Decided and Entered: April 14, 2026
Index No. 808881/24|Appeal No. 6357|Case No. 2025-04979|
Before: Webber, J.P., Gesmer, Mendez, Pitt-Burke, Hagler, JJ.
Cipriani & Werner, P.C., Huntington (Sean R. Hutchinson of counsel), for appellants.
Pollack, Pollack, Isaac & DeCicco, LLP, New York (Lori E. Parkman of counsel), for respondent.
Order, Supreme Court, Bronx County (Elizabeth A. Taylor, J.), entered July 7, 2025, which granted plaintiff's motion for summary judgment as to liability and striking the affirmative defenses of comparative negligence and failure to wear a seatbelt, unanimously affirmed, without costs.
Plaintiff established prima facie entitlement to summary judgment by submitting her affidavit stating that defendants' vehicle struck her vehicle in the rear (see Downey v Mazzioli, 137 AD3d 498, 499 [1st Dept 2016]). Defendants failed to raise an issue of fact in opposition. The affidavit submitted by defendant Perez, the driver of defendants' vehicle, states that it was translated from Spanish but was not accompanied by an affidavit from a translator attesting to the translator's qualifications and the accuracy of the affidavit, rendering it inadmissible (CPLR 2101 [b]; see Richards v Walls, 238 AD3d 524, 524 [1st Dept 2025]). Even were we to consider the affidavit, Perez' assertion that plaintiff stopped short in front of his vehicle is insufficient by itself to raise an issue of fact as to plaintiff's negligence, since the affidavit failed to explain why Perez did not maintain a safe distance between his vehicle and plaintiff's, in what he described as stop-and-go traffic (see Alvarez v Bracchitta, 210 AD3d 458, 459 [1st Dept 2022]; Vehicle and Traffic Law § 1129 [a]).

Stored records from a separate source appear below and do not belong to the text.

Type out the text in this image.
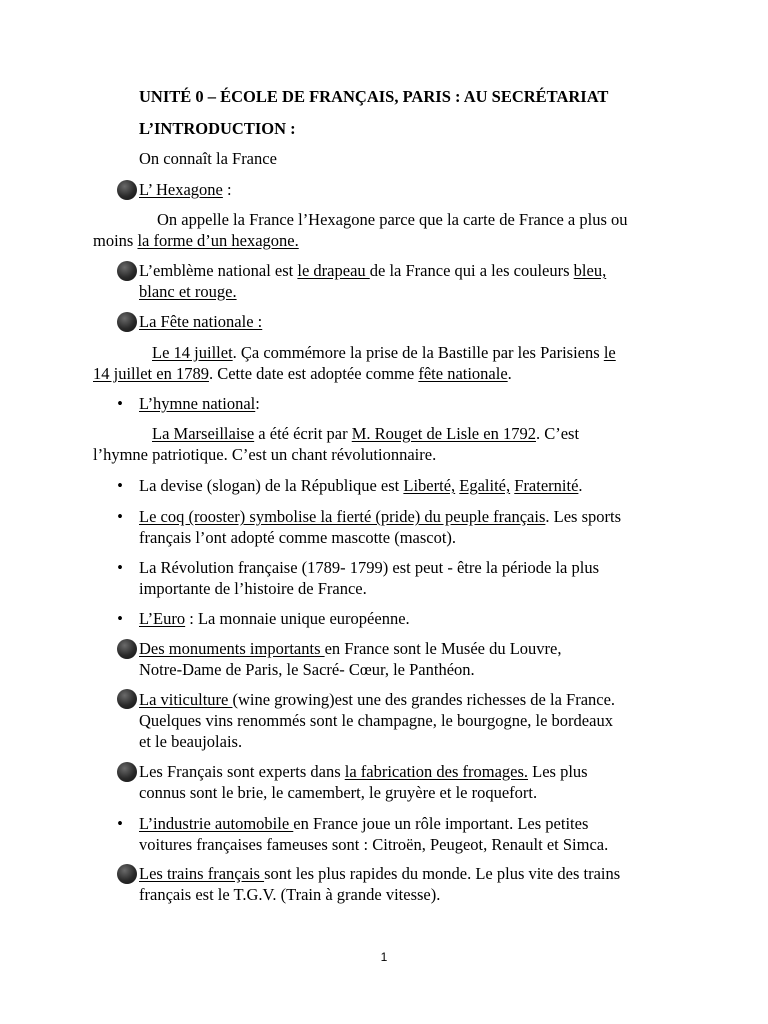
UNITÉ 0 – ÉCOLE DE FRANÇAIS, PARIS : AU SECRÉTARIAT
L’INTRODUCTION :
On connaît la France
L’ Hexagone :
On appelle la France l’Hexagone parce que la carte de France a plus ou
moins la forme d’un hexagone.
L’emblème national est le drapeau de la France qui a les couleurs bleu,
blanc et rouge.
La Fête nationale :
Le 14 juillet. Ça commémore la prise de la Bastille par les Parisiens le
14 juillet en 1789. Cette date est adoptée comme fête nationale.
• L’hymne national:
La Marseillaise a été écrit par M. Rouget de Lisle en 1792. C’est
l’hymne patriotique. C’est un chant révolutionnaire.
• La devise (slogan) de la République est Liberté, Egalité, Fraternité.
• Le coq (rooster) symbolise la fierté (pride) du peuple français. Les sports
français l’ont adopté comme mascotte (mascot).
• La Révolution française (1789- 1799) est peut - être la période la plus
importante de l’histoire de France.
• L’Euro : La monnaie unique européenne.
Des monuments importants en France sont le Musée du Louvre,
Notre-Dame de Paris, le Sacré- Cœur, le Panthéon.
La viticulture (wine growing)est une des grandes richesses de la France.
Quelques vins renommés sont le champagne, le bourgogne, le bordeaux
et le beaujolais.
Les Français sont experts dans la fabrication des fromages. Les plus
connus sont le brie, le camembert, le gruyère et le roquefort.
• L’industrie automobile en France joue un rôle important. Les petites
voitures françaises fameuses sont : Citroën, Peugeot, Renault et Simca.
Les trains français sont les plus rapides du monde. Le plus vite des trains
français est le T.G.V. (Train à grande vitesse).
1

Defendants did not argue in opposition to plaintiff's summary judgment motion that plaintiff was not wearing a seatbelt and so we decline to consider their arguments regarding that affirmative defense (see Mehmet v Add2Net, Inc., 66 AD3d 437, 438 [1st Dept 2009]). Further, the comparative negligence defense was properly dismissed as plaintiff's affidavit established her own lack of fault, and defendants failed to provide any proof to the contrary (see Vasquez v Strickland, 211 AD3d 414, 414-415 [1st Dept 2022]).
Finally, the motion for summary judgment was not premature, since defendants did not identify any information exclusively in plaintiff's possession that would have raised an issue of fact as to their negligence (see Mirza v Tribeca Auto. Inc., 189 AD3d 448, 448 [1st Dept 2020]; see also Ahmad v Behal, 221 AD3d 558, 559 [1st Dept 2023]). "The mere hope that evidence sufficient to defeat a motion for summary judgment may be uncovered during the discovery process is insufficient to deny such a motion" (Flores v City of New York, 66 AD3d 599, 600 [1st Dept 2009]).
THIS CONSTITUTES THE DECISION AND ORDER OF THE SUPREME COURT, APPELLATE DIVISION, FIRST DEPARTMENT.